OG Anunoby is going to be a player. He was absolutely relentless and fearless. He got his own miss and scored (over Love) before James missed a “prevent offense” triple. Lowry got trapped on the right wing with five seconds left on the shot clock and called Toronto’s very last timeout of the game with his team down three and a minute left. It resulted in this baffling look by VanVleet with DeRozan still on the bench.

James was fouled, made one to put the Cavs up four. To prove that it wasn’t just Kevin Love that he could smoke, Lowry put Jeff Green on roller skates to score a layup, and then Green made 1-2 at the line with 15 seconds, giving the Cavs just a three point lead. So many options here, but the Cavs elected not to play the foul game with over ten seconds left on the clock (a move I agree with), and C.J. found OG Anonoby on the left wing who pumped, lost Jeff Green, and then drilled a triple to tie it with 8.0 on the clock.

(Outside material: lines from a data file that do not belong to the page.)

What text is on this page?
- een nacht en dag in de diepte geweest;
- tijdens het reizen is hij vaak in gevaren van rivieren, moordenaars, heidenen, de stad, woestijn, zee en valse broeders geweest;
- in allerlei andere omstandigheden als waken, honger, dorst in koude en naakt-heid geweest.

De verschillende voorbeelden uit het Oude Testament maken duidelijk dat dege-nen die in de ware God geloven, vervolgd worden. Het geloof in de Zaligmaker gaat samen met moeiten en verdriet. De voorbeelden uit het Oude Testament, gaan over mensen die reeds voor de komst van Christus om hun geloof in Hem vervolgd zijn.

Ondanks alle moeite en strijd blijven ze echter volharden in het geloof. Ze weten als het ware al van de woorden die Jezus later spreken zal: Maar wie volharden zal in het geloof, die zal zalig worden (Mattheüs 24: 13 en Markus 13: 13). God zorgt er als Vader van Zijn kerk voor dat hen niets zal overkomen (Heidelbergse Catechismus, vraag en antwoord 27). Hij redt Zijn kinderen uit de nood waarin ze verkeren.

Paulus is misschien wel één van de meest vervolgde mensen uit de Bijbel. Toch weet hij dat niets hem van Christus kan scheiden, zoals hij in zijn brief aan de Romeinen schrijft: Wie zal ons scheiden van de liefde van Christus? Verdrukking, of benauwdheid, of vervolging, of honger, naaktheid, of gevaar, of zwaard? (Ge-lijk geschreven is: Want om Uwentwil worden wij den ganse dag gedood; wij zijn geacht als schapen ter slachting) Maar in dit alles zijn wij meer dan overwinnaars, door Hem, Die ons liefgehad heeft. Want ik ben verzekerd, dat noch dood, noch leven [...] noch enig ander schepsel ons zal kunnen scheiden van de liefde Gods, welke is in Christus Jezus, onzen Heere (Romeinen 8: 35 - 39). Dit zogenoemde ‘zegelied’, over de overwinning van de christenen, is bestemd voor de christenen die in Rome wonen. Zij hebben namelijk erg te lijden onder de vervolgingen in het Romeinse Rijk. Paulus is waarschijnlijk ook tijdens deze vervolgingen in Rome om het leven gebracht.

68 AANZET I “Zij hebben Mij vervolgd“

What a game. Well, we all know what happened next. The best player in the world went 94 feet and broke Toronto’s heart.

Whew

There was lots of teeth gnashing over the way the fourth quarter was coached, and when I started this recap I was blaming coach Lue for playing the death (to the Cavs) lineup. Hood, Clarkson, and Thompson went -8, -11, and -9 for the game. And while the Toronto run started with the plague lineup on the floor, much of the run continued when the Raptors absolutely abused Kevin Love. I’m not sure I can blame the comeback entirely on Lue.

Thankfully, C.J. Miles was a worse defender than Kev, and LeBron is the greatest player on earth. It is maddening that Cedi Osman has two minutes of bad shooting in April and loses his spot in the rotation while Rodney and Jordan continue to play.

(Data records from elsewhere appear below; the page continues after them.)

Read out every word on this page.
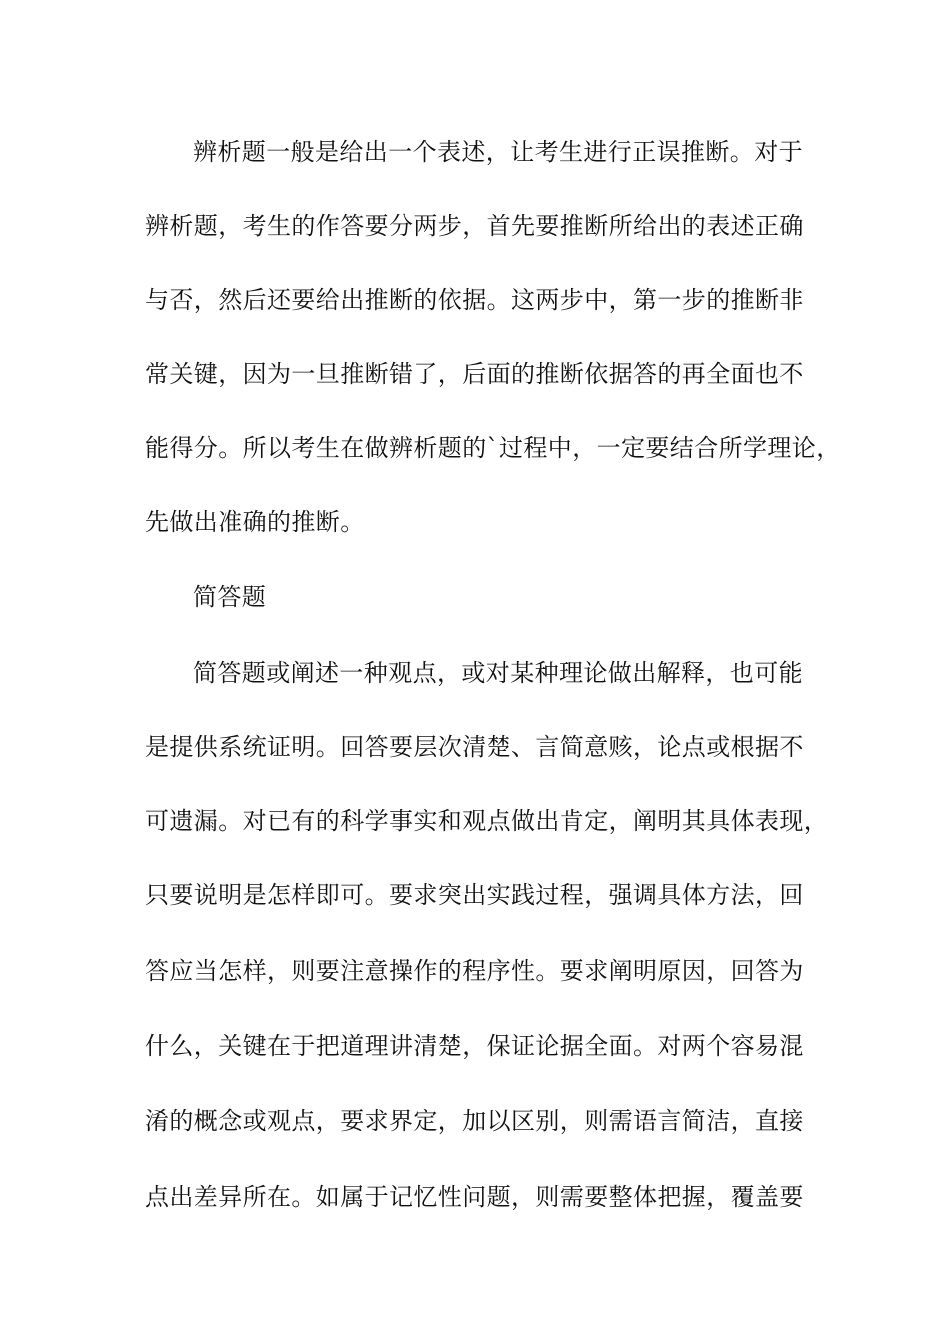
辨析题一般是给出一个表述，让考生进行正误推断。对于
辨析题，考生的作答要分两步，首先要推断所给出的表述正确
与否，然后还要给出推断的依据。这两步中，第一步的推断非
常关键，因为一旦推断错了，后面的推断依据答的再全面也不
能得分。所以考生在做辨析题的`过程中，一定要结合所学理论，
先做出准确的推断。
简答题
简答题或阐述一种观点，或对某种理论做出解释，也可能
是提供系统证明。回答要层次清楚、言简意赅，论点或根据不
可遗漏。对已有的科学事实和观点做出肯定，阐明其具体表现，
只要说明是怎样即可。要求突出实践过程，强调具体方法，回
答应当怎样，则要注意操作的程序性。要求阐明原因，回答为
什么，关键在于把道理讲清楚，保证论据全面。对两个容易混
淆的概念或观点，要求界定，加以区别，则需语言简洁，直接
点出差异所在。如属于记忆性问题，则需要整体把握，覆盖要
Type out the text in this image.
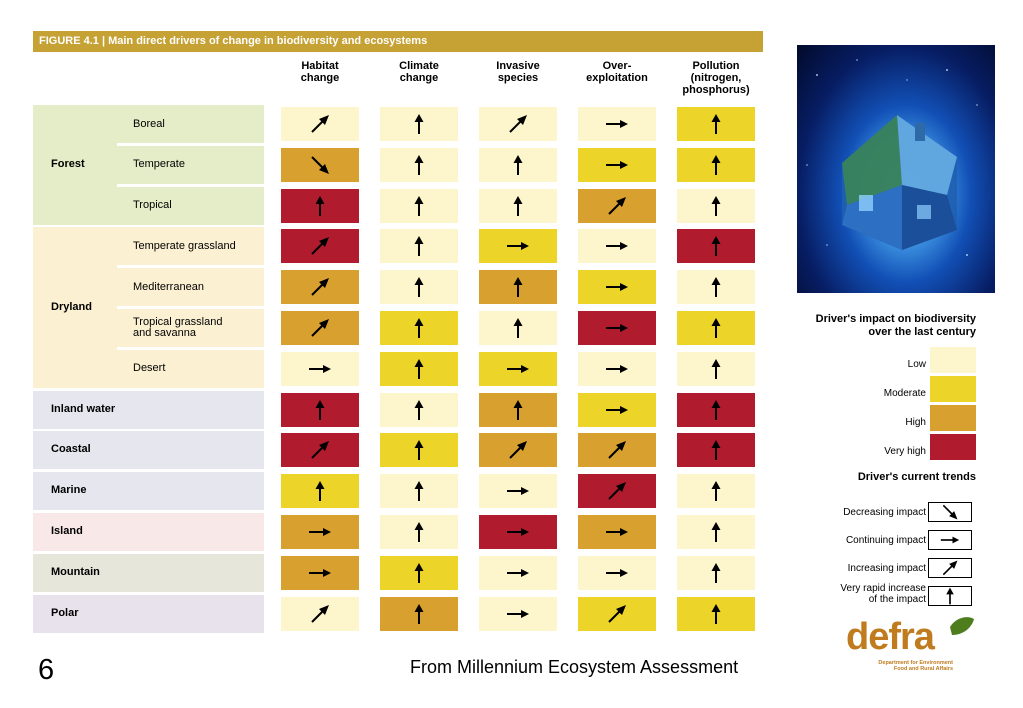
FIGURE 4.1 | Main direct drivers of change in biodiversity and ecosystems
Habitat
change
Climate
change
Invasive
species
Over-
exploitation
Pollution
(nitrogen,
phosphorus)
Forest
Boreal
Temperate
Tropical
Dryland
Temperate grassland
Mediterranean
Tropical grassland
and savanna
Desert
Inland water
Coastal
Marine
Island
Mountain
Polar
Driver's impact on biodiversity
over the last century
Low
Moderate
High
Very high
Driver's current trends
Decreasing impact
Continuing impact
Increasing impact
Very rapid increase
of the impact
6	From Millennium Ecosystem Assessment
defra
Department for Environment
Food and Rural Affairs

According to basketball reference, Hood is shooting a TS% of 45% (13% from three), has a net rating of -29 in the playoffs, and Clarkson is dropping a mind numbing 38 TS% and is a mind numbing -34 on net rating. It would be almost impossible for Cedi Osman not to be better than Hood and Calderon not to be better than Clarkson. I think they even inspired this SNL sketch.

Tristan Thompson should probably not be getting all of Nance’s minutes, and his late series energy from Indy seems unsustainable, but he is at least putting up a +24 net rating with a 70 TS% (before Saturday’s game). Hood went scoreless, and Clarkson went for five on 2-7 shooting. As Tom Pestak said in the live thread, the Cavs will not survive Ty Lue not playing his best lineups against Boston and the West. Don’t expect him to change a thing unless the Cavs lose a game though. And yes. We’ve all been sitting here for weeks beating the stinking rotten corpse of this horse.

Love, to his credit, made big plays, even though he was a liability late (though the Cavs didn’t get him the ball). He still finished with 21 and 16 rebounds. Kevin  was also a defensive rebound machine throughout the night, eliminating second chance opportunities for Toronto and finished a game high +20. His play through the first three quarters was inspired.

Kyle Korver and George Hill were both great, combining to go 6-9 from downtown and finishing with 18 and 12 respectively. J.R. was mostly a no-show as he dropped zero, took one shot, and finished -4.

And the King. He was sublime… again. The Cavs needed every one of his 38 points, seven dimes, six boards, and three steals. He even had a block on a three. Yeah, he missed a clutch freebie late, but went 9-11 from the line.

In an age when everything is subjective, when the truth of what is real and isn’t is filtered through belief systems, and people make a living convincing us that lies are truth, it is a blessing to watch a moment that cannot be denied. Even basketball fans are claiming somehow that Philadelphia players didn’t screw up a game, that Boston players didn’t make amazing plays, but that somehow the guy sitting on the sideline deserves all the credit.

Fortunately we have no such illusions. The greatest player in the world was given eight seconds to run down the court, and make a shot to win a game. He took on five defenders, elevated, spun a ball up with one hand. It caromed off the glass and silently fell through the net. That moment is an unassailable truth. The Cavs won. LeBron James is the greatest basketball player on planet earth. Neither of those things are refutable.